Cross-Validation with fastai v2
This notebook contains the training process of Convolutional Neural Networks with Cross Validation using a subsection of the MAMMOSET dataset
from fastai2.vision.all import *
path = Path('./DDSM_NOBARS/'); path.ls()
batch_tfms = [IntToFloatTensor(),
*aug_transforms(size=224, max_warp=0, min_scale=0.75),
Normalize.from_stats(*imagenet_stats)]
item_tfms = [ToTensor(), Resize(460)]
bs=64
train_imgs = get_image_files(path/'train')
tst_imgs = get_image_files(path/'test')
random.shuffle(train_imgs)
len(train_imgs)
Here we do an 80/20 split
start_val = len(train_imgs) - int(len(train_imgs)*.2) # last 20% validation
idxs = list(range(start_val, len(train_imgs)))
splits = IndexSplitter(idxs)
split = splits(train_imgs)
len(train_imgs)
split_list = [split[0], split[1]]
split_list.append(L(range(len(train_imgs), len(train_imgs)+len(tst_imgs))))
We have 992 training images, 247 validation images and 142 test images
split_list
dsrc = Datasets(train_imgs+tst_imgs, tfms=[[PILImage.create], [parent_label, Categorize]],
splits = split_list)
show_at(dsrc.train, 3)
dsrc.n_subsets
dls = dsrc.dataloaders(bs=bs, after_item=item_tfms, after_batch=batch_tfms)
dls.show_batch()
learn = cnn_learner(dls, resnet34, pretrained=True, metrics=accuracy).to_fp16()
learn.fit_one_cycle(5)
The baseline model got and accuracy of ~61.27% on the test set.

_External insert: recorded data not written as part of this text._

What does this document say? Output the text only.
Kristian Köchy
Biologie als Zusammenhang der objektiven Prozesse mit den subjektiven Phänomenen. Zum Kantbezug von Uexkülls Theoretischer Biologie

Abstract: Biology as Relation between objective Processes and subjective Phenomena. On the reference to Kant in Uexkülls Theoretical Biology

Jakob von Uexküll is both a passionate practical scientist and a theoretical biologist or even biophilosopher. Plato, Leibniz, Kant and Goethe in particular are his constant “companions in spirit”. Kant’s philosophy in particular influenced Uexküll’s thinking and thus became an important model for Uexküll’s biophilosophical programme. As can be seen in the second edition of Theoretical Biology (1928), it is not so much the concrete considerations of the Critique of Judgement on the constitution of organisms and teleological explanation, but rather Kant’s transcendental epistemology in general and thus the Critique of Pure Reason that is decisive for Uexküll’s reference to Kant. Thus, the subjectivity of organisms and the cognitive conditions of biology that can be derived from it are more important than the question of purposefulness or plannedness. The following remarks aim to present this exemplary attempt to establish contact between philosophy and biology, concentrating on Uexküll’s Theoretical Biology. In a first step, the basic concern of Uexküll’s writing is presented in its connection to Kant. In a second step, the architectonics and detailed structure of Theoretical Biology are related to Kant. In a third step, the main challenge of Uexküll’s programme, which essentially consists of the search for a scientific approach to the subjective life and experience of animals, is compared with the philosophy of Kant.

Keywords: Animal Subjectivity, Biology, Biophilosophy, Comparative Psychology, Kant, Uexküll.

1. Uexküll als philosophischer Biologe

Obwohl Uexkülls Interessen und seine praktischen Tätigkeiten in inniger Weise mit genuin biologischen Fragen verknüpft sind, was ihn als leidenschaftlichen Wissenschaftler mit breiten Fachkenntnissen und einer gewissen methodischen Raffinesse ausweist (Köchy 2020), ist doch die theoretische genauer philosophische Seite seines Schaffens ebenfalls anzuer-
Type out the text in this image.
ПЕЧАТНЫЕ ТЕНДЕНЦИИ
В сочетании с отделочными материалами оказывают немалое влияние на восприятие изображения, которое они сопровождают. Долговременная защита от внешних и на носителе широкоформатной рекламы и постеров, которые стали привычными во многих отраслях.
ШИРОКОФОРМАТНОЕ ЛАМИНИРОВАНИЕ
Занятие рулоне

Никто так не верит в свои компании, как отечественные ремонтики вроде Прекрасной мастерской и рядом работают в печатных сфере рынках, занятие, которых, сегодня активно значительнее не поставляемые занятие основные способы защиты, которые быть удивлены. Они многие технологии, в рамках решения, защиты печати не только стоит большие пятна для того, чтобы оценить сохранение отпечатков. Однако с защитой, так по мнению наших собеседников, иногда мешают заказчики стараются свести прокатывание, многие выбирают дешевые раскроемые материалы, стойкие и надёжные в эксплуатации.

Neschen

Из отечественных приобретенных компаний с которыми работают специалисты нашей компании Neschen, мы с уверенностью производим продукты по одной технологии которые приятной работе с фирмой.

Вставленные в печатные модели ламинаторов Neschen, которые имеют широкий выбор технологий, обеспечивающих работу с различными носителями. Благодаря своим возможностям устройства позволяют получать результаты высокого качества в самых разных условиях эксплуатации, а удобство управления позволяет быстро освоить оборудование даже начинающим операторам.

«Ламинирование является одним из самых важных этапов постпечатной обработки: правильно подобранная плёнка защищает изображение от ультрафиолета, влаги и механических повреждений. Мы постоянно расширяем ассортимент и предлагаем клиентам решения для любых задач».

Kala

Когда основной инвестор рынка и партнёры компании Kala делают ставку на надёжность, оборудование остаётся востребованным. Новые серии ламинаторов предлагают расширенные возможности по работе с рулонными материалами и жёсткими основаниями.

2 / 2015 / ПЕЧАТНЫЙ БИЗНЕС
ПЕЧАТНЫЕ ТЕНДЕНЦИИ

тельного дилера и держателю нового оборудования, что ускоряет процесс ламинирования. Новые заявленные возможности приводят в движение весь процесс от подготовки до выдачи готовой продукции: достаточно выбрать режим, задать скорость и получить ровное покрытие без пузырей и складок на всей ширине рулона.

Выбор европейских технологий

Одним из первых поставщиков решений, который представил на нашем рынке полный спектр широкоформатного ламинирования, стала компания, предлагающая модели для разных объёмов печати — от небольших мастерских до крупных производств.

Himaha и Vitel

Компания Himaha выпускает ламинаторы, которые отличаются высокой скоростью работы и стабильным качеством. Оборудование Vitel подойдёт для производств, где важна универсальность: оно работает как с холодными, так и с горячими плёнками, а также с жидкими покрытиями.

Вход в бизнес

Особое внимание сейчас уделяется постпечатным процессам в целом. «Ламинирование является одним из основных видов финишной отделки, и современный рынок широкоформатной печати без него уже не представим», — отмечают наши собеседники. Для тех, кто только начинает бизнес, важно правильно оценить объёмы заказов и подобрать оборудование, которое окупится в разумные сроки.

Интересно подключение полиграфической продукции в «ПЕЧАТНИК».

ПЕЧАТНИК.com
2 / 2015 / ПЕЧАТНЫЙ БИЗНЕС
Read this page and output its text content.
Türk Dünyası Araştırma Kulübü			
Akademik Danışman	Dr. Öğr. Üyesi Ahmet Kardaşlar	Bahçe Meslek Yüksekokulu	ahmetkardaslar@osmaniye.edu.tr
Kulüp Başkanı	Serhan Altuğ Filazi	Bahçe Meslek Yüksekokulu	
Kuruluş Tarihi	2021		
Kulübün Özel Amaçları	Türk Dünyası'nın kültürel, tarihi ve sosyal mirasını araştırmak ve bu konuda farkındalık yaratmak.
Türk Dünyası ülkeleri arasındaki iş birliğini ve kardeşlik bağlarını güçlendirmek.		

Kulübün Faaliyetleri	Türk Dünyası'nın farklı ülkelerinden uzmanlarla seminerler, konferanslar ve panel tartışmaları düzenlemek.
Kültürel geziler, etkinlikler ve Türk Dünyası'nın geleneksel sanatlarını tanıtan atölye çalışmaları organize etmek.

learn.validate(ds_idx=2)[1]
from sklearn.model_selection import StratifiedKFold
train_labels = L()
for i in range(len(dsrc.train)):
train_labels.append(dsrc.train[i][1])
for i in range(len(dsrc.valid)):
train_labels.append(dsrc.valid[i][1])
train_labels
random.shuffle(train_imgs)
Our training loop will include the same process we've done above on the DDSM Mass Dataset and splits
section. That is, we will be splitting the training dataset 10 times and training a model on each of these datasets, after the training process is done we take the average of all the predictions for the test set on each split.
val_pct = []
tst_preds = []
skf = StratifiedKFold(n_splits=10, shuffle=True)
for _, val_idx in skf.split(np.array(train_imgs), train_labels):
splits = IndexSplitter(val_idx)
split = splits(train_imgs)
split_list = [split[0], split[1]]
split_list.append(L(range(len(train_imgs), len(train_imgs)+len(tst_imgs))))
dsrc = Datasets(train_imgs+tst_imgs, tfms=[[PILImage.create], [parent_label, Categorize]],
splits=split_list)
dls = dsrc.dataloaders(bs=bs, after_item=item_tfms, after_batch=batch_tfms)
learn = cnn_learner(dls, resnet34, pretrained=True, metrics=accuracy).to_fp16()
learn.fit_one_cycle(5)
val_pct.append(learn.validate()[1])
a,b = learn.get_preds(ds_idx=2)
tst_preds.append(a)
Now how do we combine all our predictions? We sum them all together then divide by our total
tst_preds_copy = tst_preds.copy()
accuracy(tst_preds_copy[0], b)
Now let's add them all together and get an average prediction
for i in tst_preds_copy:
print(accuracy(i, b))
hat = tst_preds[0]
for pred in tst_preds[1:]:
hat += pred
hat[:5]
len(hat)
hat /= len(tst_preds)
This accuracy is the average of all the predictions of the models trained on the splits. ~~65.49%
accuracy(hat, b)
This is the process we'll be using to conduct our experiments on several CNN models.